7. The cross-linguistic dependency parsing method based on a hierarchical syntactic comprehension and memory enhancement model according to claim 1, characterized in that: Step 6 includes: Step 6.1: For weak memory tags, simultaneously retrieve corresponding grammatical rules and similar structure examples from the dependency tag libraries of the source language and the target language for dual enhancement; Step 6.2: For medium-length memory tags, only retrieve relevant syntactic structure information from the target language dependency tag library for auxiliary enhancement; Step 6.3: For tags with strong memory, retain the initial parsing results and do not introduce additional external knowledge; Step 6.4: Integrate the retrieved explicit grammatical knowledge, including part-of-speech matching rules and parsing examples of similar structures, into the Prompt to guide the LLM to capture cross-language syntactic commonalities and complete the final parsing.
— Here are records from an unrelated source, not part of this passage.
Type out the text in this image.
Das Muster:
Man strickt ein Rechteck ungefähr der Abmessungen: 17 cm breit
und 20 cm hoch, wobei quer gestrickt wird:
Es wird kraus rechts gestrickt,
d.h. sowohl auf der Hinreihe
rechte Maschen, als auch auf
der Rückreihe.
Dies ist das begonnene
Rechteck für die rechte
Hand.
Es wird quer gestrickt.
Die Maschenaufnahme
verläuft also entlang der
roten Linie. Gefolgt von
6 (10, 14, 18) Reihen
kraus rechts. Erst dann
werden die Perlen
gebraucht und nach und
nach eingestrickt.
8. A cross-linguistic dependency parsing system based on a hierarchical syntactic comprehension and memory enhancement model, characterized in that, The system includes a module for performing a cross-linguistic dependency parsing method based on a hierarchical syntactic understanding and memory enhancement large model as described in any one of claims 1 to 7.
9. An electronic device comprising a memory, a processor, and a computer program stored in the memory and executable on the processor, characterized in that, When the processor executes the program, it implements the cross-lingual dependency parsing method based on a hierarchical syntactic understanding and memory enhancement big model as described in any one of claims 1 to 7.
10. A non-transitory computer-readable storage medium having a computer program stored thereon, characterized in that, When the computer program is executed by the processor, it implements the cross-lingual dependency parsing method based on a hierarchical syntactic understanding and memory enhancement large model as described in any one of claims 1 to 7.